One year after the CIA’s anti-democratic regime change operation in Iran, the CIA did it again, this time in Guatemala. In a brilliantly carried out plan, the CIA succeeded in ousting the democratically elected president of the country and installing a series of brutal military dictatorships. The event ended up throwing the country into a decades-long civil war that took the lives of hundreds of thousands of people. Nonetheless, the coup was considered a huge success by the CIA, especially since it, like the CIA’s regime change in Iran, had somehow protected the “national security” of the United States.
So, coming on the heels of two successful regime-change operations, the CIA figured that a regime-change operation in Cuba would be a piece of cake. It was not to be. When the hundreds of anti-Castro Cubans landed at the Bay of Pigs, Fidel Castro’s military forces were waiting for them. The attackers were killed or captured.
While the CIA had planned the attack during President Eisenhower’s administration, it was actually carried out in the first few months of the Kennedy administration. While Kennedy formally took responsibility for the failure, given that the “buck stopped” with him, the truth is that it was the CIA that was actually responsible for the debacle, and Kennedy knew it.
The CIA and anti-Castro Cubans blamed Kennedy for refusing to provide U.S. air support for the invaders. If U.S. warplanes had come to the assistance of the invaders, the argument went, the invasion would have succeeded.
However, prior to the invasion Kennedy had made it clear to the CIA that the United States would provide no air support for the attackers. If they were to succeed, they had to do it without U.S. air support. The CIA had assured Kennedy that U.S. air support would not be needed and that the operation would succeed without it.
The CIA’s representation to Kennedy was a flat-out lie. The CIA knew that U.S. air support would be required for success.
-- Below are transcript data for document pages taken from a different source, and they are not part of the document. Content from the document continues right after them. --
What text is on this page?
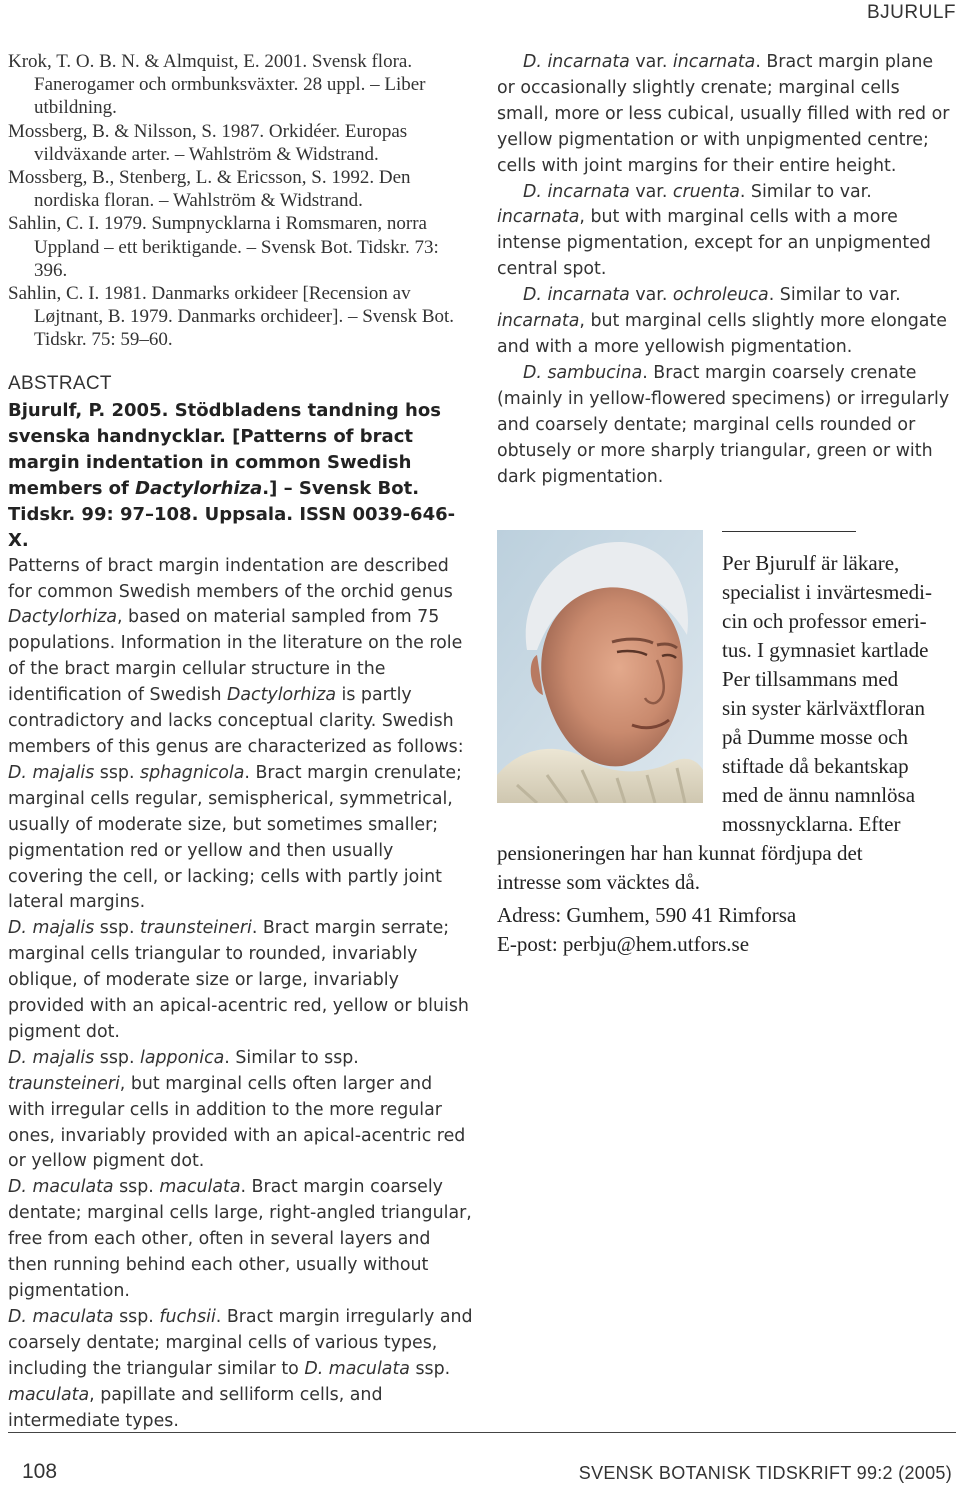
BJURULF
Krok, T. O. B. N. & Almquist, E. 2001. Svensk flora. Fanerogamer och ormbunksväxter. 28 uppl. – Liber utbildning.
Mossberg, B. & Nilsson, S. 1987. Orkidéer. Europas vildväxande arter. – Wahlström & Widstrand.
Mossberg, B., Stenberg, L. & Ericsson, S. 1992. Den nordiska floran. – Wahlström & Widstrand.
Sahlin, C. I. 1979. Sumpnycklarna i Romsmaren, norra Uppland – ett beriktigande. – Svensk Bot. Tidskr. 73: 396.
Sahlin, C. I. 1981. Danmarks orkideer [Recension av Løjtnant, B. 1979. Danmarks orchideer]. – Svensk Bot. Tidskr. 75: 59–60.
ABSTRACT
Bjurulf, P. 2005. Stödbladens tandning hos svenska handnycklar. [Patterns of bract margin indentation in common Swedish members of Dactylorhiza.] – Svensk Bot. Tidskr. 99: 97–108. Uppsala. ISSN 0039-646-X.

Patterns of bract margin indentation are described for common Swedish members of the orchid genus Dactylorhiza, based on material sampled from 75 populations. Information in the literature on the role of the bract margin cellular structure in the identification of Swedish Dactylorhiza is partly contradictory and lacks conceptual clarity. Swedish members of this genus are characterized as follows:

D. majalis ssp. sphagnicola. Bract margin crenulate; marginal cells regular, semispherical, symmetrical, usually of moderate size, but sometimes smaller; pigmentation red or yellow and then usually covering the cell, or lacking; cells with partly joint lateral margins.

D. majalis ssp. traunsteineri. Bract margin serrate; marginal cells triangular to rounded, invariably oblique, of moderate size or large, invariably provided with an apical-acentric red, yellow or bluish pigment dot.

D. majalis ssp. lapponica. Similar to ssp. traunsteineri, but marginal cells often larger and with irregular cells in addition to the more regular ones, invariably provided with an apical-acentric red or yellow pigment dot.

D. maculata ssp. maculata. Bract margin coarsely dentate; marginal cells large, right-angled triangular, free from each other, often in several layers and then running behind each other, usually without pigmentation.

D. maculata ssp. fuchsii. Bract margin irregularly and coarsely dentate; marginal cells of various types, including the triangular similar to D. maculata ssp. maculata, papillate and selliform cells, and intermediate types.

D. incarnata var. incarnata. Bract margin plane or occasionally slightly crenate; marginal cells small, more or less cubical, usually filled with red or yellow pigmentation or with unpigmented centre; cells with joint margins for their entire height.

D. incarnata var. cruenta. Similar to var. incarnata, but with marginal cells with a more intense pigmentation, except for an unpigmented central spot.

D. incarnata var. ochroleuca. Similar to var. incarnata, but marginal cells slightly more elongate and with a more yellowish pigmentation.

D. sambucina. Bract margin coarsely crenate (mainly in yellow-flowered specimens) or irregularly and coarsely dentate; marginal cells rounded or obtusely or more sharply triangular, green or with dark pigmentation.

Per Bjurulf är läkare,
specialist i invärtesmedi-
cin och professor emeri-
tus. I gymnasiet kartlade
Per tillsammans med
sin syster kärlväxtfloran
på Dumme mosse och
stiftade då bekantskap
med de ännu namnlösa
mossnycklarna. Efter
pensioneringen har han kunnat fördjupa det
intresse som väcktes då.
Adress: Gumhem, 590 41 Rimforsa
E-post: perbju@hem.utfors.se
108	SVENSK BOTANISK TIDSKRIFT 99:2 (2005)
The whole plan was a set-up from the get-go, one in which the CIA hoped to trap Kennedy into providing the needed air support. The CIA figured that once the invasion was underway and in danger of failing, the new president would be trapped into providing the needed support.
But the CIA misread the new president. When Kennedy told them that there would be no air support, he meant it. While he was willing to go along with supporting a group of Cuban immigrants who wished to invade their home country, Kennedy had no intention of using the U.S. military to effect regime change in Cuba or any other Latin American country.
After the invasion, Kennedy realized that he had been set up by the CIA, and was furious. He vowed to tear the CIA into a thousand pieces. He also fired three of the most respected and revered figures inside the CIA: CIA Director Alan Dulles and CIA deputy directors Richard Bissell and Charles Cabell.
Yet, in the eyes of the CIA as well as the anti-Castro Cubans, by failing to provide the air support Kennedy had betrayed his country, Cuba and the Cuban people, and the cause of freedom. Worst of all, he had jeopardized national security by leaving a Soviet-aligned communist in charge in Cuba, one who would allow the Soviet Union to install nuclear missiles in Cuba aimed at the United States the following year.
The anger and distrust between Kennedy and the CIA continued growing until the day he was killed in Dallas, especially after Kennedy refused to bomb and invade Cuba during the Cuban Missile Crisis, promised the Soviet Union that the United States would never invade Cuba, promised to withdraw nuclear weapons from Turkey, refused to send combat forces into Laos and Vietnam, and, worst of all, began reaching out to the Soviet communists to explore a détente between the two nations.
Ironically, the CIA’s decades-long obsession with regime change in Cuba has never died. Fifty years after duplicity and debacle at the Bay of Pigs, the CIA is still interfering with the internal affairs of Cuba with the hope of finally achieving the regime change it failed to achieve five decades ago.